What I’ve done; what I’m doing
Yesterday I cried for an hour for no good reason except sheer and absolute mental and emotional exhaustion.
Yesterday I realized that I have been shopping this summer, more than I should, because I’m stressed. Stress shopping is no better for you than stress drinking or stress eating, but at least my girls have some really cool games and books and I have some awesome decorations for Halloween. I’m not sure, but I think Steve would rather that I stress eat and may possibly rather that I stress drink.
Yesterday I tried to get out of going to the first meeting of my new bible study because I was too tired and too disorganized and too this and too that. Steve made me go. I am glad.
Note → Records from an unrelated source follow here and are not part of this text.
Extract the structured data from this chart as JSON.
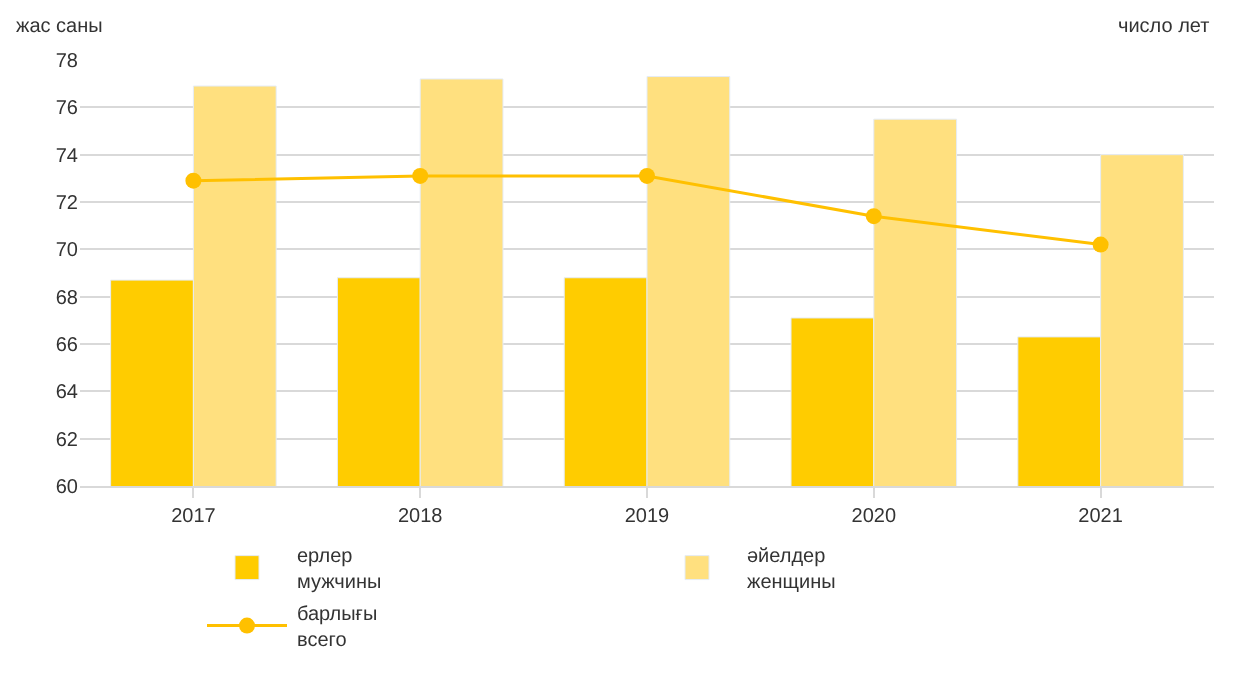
{
  "chart_data": {
    "type": "bar",
    "ylabel": "жас саны",
    "annotations": [
      "число лет"
    ],
    "categories": [
      "2017",
      "2018",
      "2019",
      "2020",
      "2021"
    ],
    "series": [
      {
        "name": "ерлер\nмужчины",
        "color": "#ffcc00",
        "values": [
          68.7,
          68.8,
          68.8,
          67.1,
          66.3
        ]
      },
      {
        "name": "әйелдер\nженщины",
        "color": "#ffe07f",
        "values": [
          76.9,
          77.2,
          77.3,
          75.5,
          74.0
        ]
      },
      {
        "name": "барлығы\nвсего",
        "type": "line",
        "color": "#ffc000",
        "values": [
          72.9,
          73.1,
          73.1,
          71.4,
          70.2
        ]
      }
    ],
    "ylim": [
      60,
      78
    ],
    "yticks": [
      60,
      62,
      64,
      66,
      68,
      70,
      72,
      74,
      76,
      78
    ],
    "grid": "y",
    "legend": "bottom",
    "marker": "circle"
  }
}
Yesterday I wished, at least once, that I lived on a desert island that didn’t involve doctor’s appointments, hospitals, nursing homes, or minivans so full of junk that you can’t put the back seat up. But I realized that living on desert island would be lonely and by loving people I’m opening myself to doctor’s appointments, hospitals, nursing homes and minivans full of crayons, candy wrappers, and leftover McDonalds Happy Meal toys.
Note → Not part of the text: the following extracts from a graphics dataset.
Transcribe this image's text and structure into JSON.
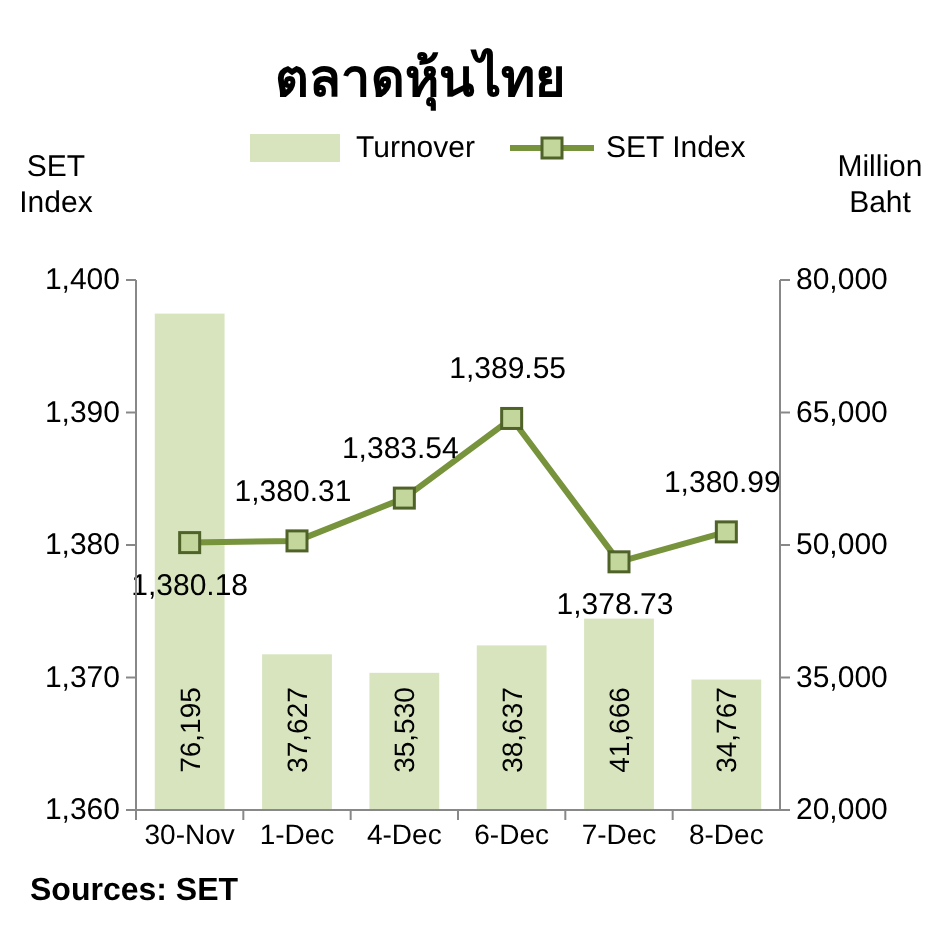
{
  "chart_data": {
    "type": "bar",
    "title": "ตลาดหุ้นไทย",
    "ylabel": "SET Index",
    "y2label": "Million Baht",
    "categories": [
      "30-Nov",
      "1-Dec",
      "4-Dec",
      "6-Dec",
      "7-Dec",
      "8-Dec"
    ],
    "series": [
      {
        "name": "Turnover",
        "axis": "y2",
        "color": "#d7e4bd",
        "values": [
          76195,
          37627,
          35530,
          38637,
          41666,
          34767
        ],
        "value_labels": [
          "76,195",
          "37,627",
          "35,530",
          "38,637",
          "41,666",
          "34,767"
        ]
      },
      {
        "name": "SET Index",
        "type": "line",
        "axis": "y",
        "color": "#77933c",
        "values": [
          1380.18,
          1380.31,
          1383.54,
          1389.55,
          1378.73,
          1380.99
        ],
        "value_labels": [
          "1,380.18",
          "1,380.31",
          "1,383.54",
          "1,389.55",
          "1,378.73",
          "1,380.99"
        ]
      }
    ],
    "ylim": [
      1360,
      1400
    ],
    "yticks": [
      {
        "value": 1360,
        "label": "1,360"
      },
      {
        "value": 1370,
        "label": "1,370"
      },
      {
        "value": 1380,
        "label": "1,380"
      },
      {
        "value": 1390,
        "label": "1,390"
      },
      {
        "value": 1400,
        "label": "1,400"
      }
    ],
    "y2lim": [
      20000,
      80000
    ],
    "y2ticks": [
      {
        "value": 20000,
        "label": "20,000"
      },
      {
        "value": 35000,
        "label": "35,000"
      },
      {
        "value": 50000,
        "label": "50,000"
      },
      {
        "value": 65000,
        "label": "65,000"
      },
      {
        "value": 80000,
        "label": "80,000"
      }
    ],
    "marker": "square",
    "legend": "top",
    "grid": false,
    "annotations": [
      "Sources: SET"
    ]
  }
}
Yesterday, I fell into an exhausted sleep a little before midnight but not before I finished cleaning the kitchen. Which made me feel good at 5:00 a.m. this morning.
This morning I thought, more than once, that sending Abigail to a boarding school is not something I’m totally against. Particularly if she could start today.
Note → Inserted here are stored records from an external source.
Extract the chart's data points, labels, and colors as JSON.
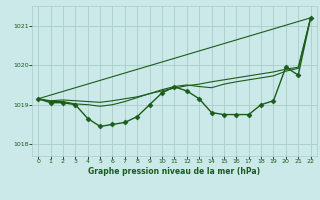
{
  "background_color": "#cce9e9",
  "grid_color": "#aacccc",
  "line_color": "#1a5c1a",
  "title": "Graphe pression niveau de la mer (hPa)",
  "xlim": [
    -0.5,
    22.5
  ],
  "ylim": [
    1017.7,
    1021.5
  ],
  "yticks": [
    1018,
    1019,
    1020,
    1021
  ],
  "xticks": [
    0,
    1,
    2,
    3,
    4,
    5,
    6,
    7,
    8,
    9,
    10,
    11,
    12,
    13,
    14,
    15,
    16,
    17,
    18,
    19,
    20,
    21,
    22
  ],
  "series": [
    {
      "x": [
        0,
        1,
        2,
        3,
        4,
        5,
        6,
        7,
        8,
        9,
        10,
        11,
        12,
        13,
        14,
        15,
        16,
        17,
        18,
        19,
        20,
        21,
        22
      ],
      "y": [
        1019.15,
        1019.05,
        1019.05,
        1019.0,
        1018.65,
        1018.45,
        1018.5,
        1018.55,
        1018.7,
        1019.0,
        1019.3,
        1019.45,
        1019.35,
        1019.15,
        1018.8,
        1018.75,
        1018.75,
        1018.75,
        1019.0,
        1019.1,
        1019.95,
        1019.75,
        1021.2
      ],
      "marker": "D",
      "markersize": 2.5,
      "linewidth": 1.0
    },
    {
      "x": [
        0,
        22
      ],
      "y": [
        1019.15,
        1021.2
      ],
      "marker": null,
      "markersize": 0,
      "linewidth": 0.8
    },
    {
      "x": [
        0,
        1,
        2,
        3,
        4,
        5,
        6,
        7,
        8,
        9,
        10,
        11,
        12,
        13,
        14,
        15,
        16,
        17,
        18,
        19,
        20,
        21,
        22
      ],
      "y": [
        1019.15,
        1019.1,
        1019.12,
        1019.1,
        1019.08,
        1019.06,
        1019.1,
        1019.15,
        1019.2,
        1019.28,
        1019.35,
        1019.42,
        1019.48,
        1019.52,
        1019.58,
        1019.63,
        1019.68,
        1019.73,
        1019.78,
        1019.83,
        1019.9,
        1019.95,
        1021.2
      ],
      "marker": null,
      "markersize": 0,
      "linewidth": 0.8
    },
    {
      "x": [
        0,
        1,
        2,
        3,
        4,
        5,
        6,
        7,
        8,
        9,
        10,
        11,
        12,
        13,
        14,
        15,
        16,
        17,
        18,
        19,
        20,
        21,
        22
      ],
      "y": [
        1019.15,
        1019.08,
        1019.08,
        1019.02,
        1019.0,
        1018.96,
        1019.0,
        1019.08,
        1019.18,
        1019.28,
        1019.38,
        1019.46,
        1019.5,
        1019.46,
        1019.43,
        1019.52,
        1019.58,
        1019.63,
        1019.68,
        1019.73,
        1019.85,
        1019.92,
        1021.2
      ],
      "marker": null,
      "markersize": 0,
      "linewidth": 0.8
    }
  ]
}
This morning I felt like the worst mother. ever.
This morning I wondered why I’m capable of designing and supporting a database full of hundreds of thousands of records, but I’m not capable of getting the girls dressed and their lunches made without at least one of us having a meltdown.
This morning, for the first time in a long time, I missed my solitary drives to work at 5:30 a.m. when I listened to Morning Edition and the sky was still dark.
This morning, I would give anything to be able to talk to my father and hear his professional opinion.
This morning, my head is so full of pressure from the weather change that I’m almost wishing fall would leave and 100 degree temperatures would return. almost.
Today, I am going to be an advocate for my oldest child. And I don’t know what I’m doing. at all. and I hope that that’s okay.